Fed's Yellen expects no new financial crisis in 'our lifetimes'


This is such a bizarre, naïve statement, that it's hard to know what to make of it. Yellen is expressing precisely the attitude that's always been prevalent prior to every financial crisis in world history. Politicians say "This time it's different," and "We've learned our lessons," and "It can't happen this time." And it doesn't happen this time, until it does. 
Actually, the lessons from the last financial crisis haven't been learned at all. The Fed and central banks around the world have been "printing" hundreds of trillions of dollars, and governments around the world have been borrowing that money and going into new debt at an exponentially increasing rate. We've recently been reporting that it's too late for Illinois and Puerto Rico, which have gone into so much debt there's literally no hope of every paying it off. 
This is true all around the world. According to a new report by the Institute of International Finance, global debt has reached $217 trillion in the first quarter of this year, and that's 327% of gross domestic product for the whole world. 
China in particular poses an enormous risk. China's total debt surpassed 304% of GDP as of May 2017, according to the IIF. 
Janet Yellen apparently believes that all this is no problem, that if a problem does arise, then the Fed or some other central bank can just print another trillion dollars in free money and use it to patch up the problem.
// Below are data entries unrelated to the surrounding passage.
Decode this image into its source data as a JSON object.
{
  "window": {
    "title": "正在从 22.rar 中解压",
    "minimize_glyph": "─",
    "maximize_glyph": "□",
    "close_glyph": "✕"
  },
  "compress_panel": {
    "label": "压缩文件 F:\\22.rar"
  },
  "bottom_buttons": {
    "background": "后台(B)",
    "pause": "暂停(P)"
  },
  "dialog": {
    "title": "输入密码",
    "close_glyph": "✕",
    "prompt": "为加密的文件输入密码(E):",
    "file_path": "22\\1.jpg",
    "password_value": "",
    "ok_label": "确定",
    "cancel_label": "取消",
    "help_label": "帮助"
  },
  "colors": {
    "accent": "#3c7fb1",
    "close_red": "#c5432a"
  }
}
So we have nothing to worry about.
Stock Market Bubble
There are many reasons why I believe that mainstream economists are airheads, and one of them is the belief that you can't detect a bubble until after it occurs. In the case of the DJIA, it's rather simple. If you analyze historical values of the DJIA, you find that in the 90-year period from 1904 to 1994 it grew at an average of 4.5% per year, including inflation. So since the DJIA started growing much more rapidly than 4.5% per year, starting in 1995, the you know that it's in a growing bubble. Today, the DJIA is at 258% of its long-term trend value, as determined by the 4.5% growth rate, so we can be sure that the DJIA is in an enormous bubble. In fact, it was at 255% of the trend value when the crash began in 1929, and fell to only 24% of the trend value by 1932, after several years of crashing. 
Another thing that mainstream economists are incapable of grasping is the concept of "Reversion of the Mean." This means that the average (or mean) of a value must be the same in the future as it was in the past. 
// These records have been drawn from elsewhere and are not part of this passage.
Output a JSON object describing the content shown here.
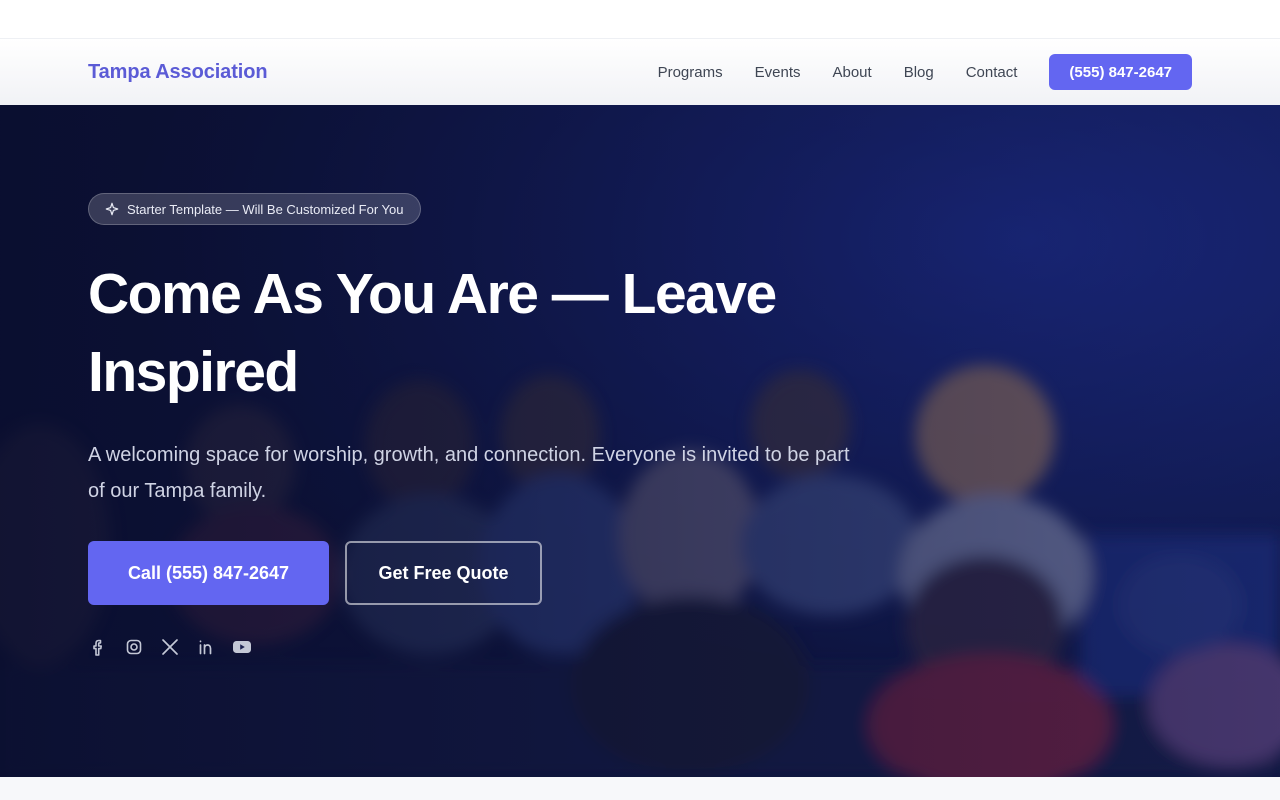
{
  "header": {
    "brand": "Tampa Association",
    "nav": [
      "Programs",
      "Events",
      "About",
      "Blog",
      "Contact"
    ],
    "cta_label": "(555) 847-2647"
  },
  "hero": {
    "badge": "Starter Template — Will Be Customized For You",
    "title": "Come As You Are — Leave Inspired",
    "subtitle": "A welcoming space for worship, growth, and connection. Everyone is invited to be part of our Tampa family.",
    "primary_cta": "Call (555) 847-2647",
    "secondary_cta": "Get Free Quote",
    "social_icons": [
      "facebook-icon",
      "instagram-icon",
      "x-icon",
      "linkedin-icon",
      "youtube-icon"
    ]
  },
  "colors": {
    "accent": "#6366f1",
    "brand": "#5b5bd6",
    "hero_overlay": "#0f1538"
  }
}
This is easiest to explain with the S&P 500 Price Earnings ratio (p/e ratio). The historic average value of the p/e ratio is 14, but since the 1990s, it's been well above the average, and today it's around 24. 
Now, airhead economists use the erroneous phrase "Reversion TO the Mean," and they say you should be prepared for the p/e ratio to revert to its mean value of 14. This would be a significant stock market correction, but it's only a small part of the story. 
If the p/e ratio only reverts to 14, then that means for the last 20 years, the average (or mean) value was well above 14. That doesn't satisfy the requirement that the average before 1995 was 14, and so after 1995 it also has to be 14. That's why we say "Reversion OF the Mean," which says that the average value must return to 14, which means that the p/e ratio would have to fall to around 5 for 20 years, just as it was well above 14 for the last 20 years. This portends major stock market crash. 
The members of the Federal Reserve are some of the major economists of our time, each with huge staffs to do research. And yet, Janet Yellen says that the Fed has everything under control, and there won't be a financial crisis "in our lifetimes." It's just absolutely bizarre.